Industry group Baker Hughes said last week that the number of active rigs drilling for natural gas in the U.S. fell by 7 to 534, the lowest since September 1999.
The gas rig count is 43% below last year’s level, fuelling hopes that major North American natural gas producers were beginning to curb output in response to declining prices.
However, lingering concerns over rising U.S. inventories were likely to continue to weigh on the market.
Total U.S. gas supplies stood at 3.063 trillion cubic feet last week, 27% above last year’s level and 25% above the five-year average level for that week.
U.S. gas inventories did not hit the milestone 3 trillion cubic feet level until August 31 of last year.

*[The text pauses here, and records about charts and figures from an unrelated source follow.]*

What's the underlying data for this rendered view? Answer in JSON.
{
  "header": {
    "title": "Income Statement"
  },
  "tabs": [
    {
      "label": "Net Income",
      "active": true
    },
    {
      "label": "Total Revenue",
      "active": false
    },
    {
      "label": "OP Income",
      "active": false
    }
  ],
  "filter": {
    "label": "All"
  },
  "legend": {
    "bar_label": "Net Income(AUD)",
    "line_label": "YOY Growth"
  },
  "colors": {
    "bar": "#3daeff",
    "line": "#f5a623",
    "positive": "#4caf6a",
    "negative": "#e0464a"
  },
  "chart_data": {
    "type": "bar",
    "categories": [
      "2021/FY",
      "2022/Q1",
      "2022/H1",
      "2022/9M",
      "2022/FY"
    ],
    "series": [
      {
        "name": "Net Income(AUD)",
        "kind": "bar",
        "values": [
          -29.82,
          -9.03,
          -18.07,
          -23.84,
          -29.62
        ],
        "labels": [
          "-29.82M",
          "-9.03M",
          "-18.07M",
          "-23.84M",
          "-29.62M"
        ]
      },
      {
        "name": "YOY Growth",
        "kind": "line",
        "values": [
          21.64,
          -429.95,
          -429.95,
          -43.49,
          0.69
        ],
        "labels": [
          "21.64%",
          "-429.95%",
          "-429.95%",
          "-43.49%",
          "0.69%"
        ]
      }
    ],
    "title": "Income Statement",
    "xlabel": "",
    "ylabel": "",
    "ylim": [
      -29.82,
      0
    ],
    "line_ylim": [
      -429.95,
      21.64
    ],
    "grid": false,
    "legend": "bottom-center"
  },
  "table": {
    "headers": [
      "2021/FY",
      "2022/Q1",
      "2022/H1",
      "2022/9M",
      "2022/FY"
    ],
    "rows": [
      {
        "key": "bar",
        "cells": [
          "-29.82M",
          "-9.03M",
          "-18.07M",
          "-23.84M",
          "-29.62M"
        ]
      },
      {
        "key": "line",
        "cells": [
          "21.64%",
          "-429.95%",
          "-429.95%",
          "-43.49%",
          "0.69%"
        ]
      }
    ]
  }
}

Market analysts have warned that without strong demand through the rest of the summer, gas inventories will reach the limits of available capacity later this year.
The storage surplus to last year will have to be cut by at least another 405 billion cubic feet in the 20 weeks left before winter withdrawals begin to avoid breaching the government’s 4.1 trillion cubic feet estimate of total capacity.
Early injection estimates for this week’s storage report range from 39 billion cubic feet to 55 billion cubic feet, compared to last year’s build of 90 billion cubic feet. The five-year average change for the week is an increase of 79 billion cubic feet.
Natural gas prices are up nearly 45% since touching a decade-low of USD1.902 on April 19.
Speculation that utility providers in the U.S. were switching from pricier coal to cheaper natural gas boosted the commodity, but market players noted that sustained prices back above USD2.50 and toward the USD3.00-level likely would inspire some switching back to coal.
Elsewhere on the NYMEX, light sweet crude oil futures for delivery in August surged 3.75% to trade at USD86.89 a barrel, while heating oil for August delivery jumped 2.3% to trade at USD2.736 per gallon.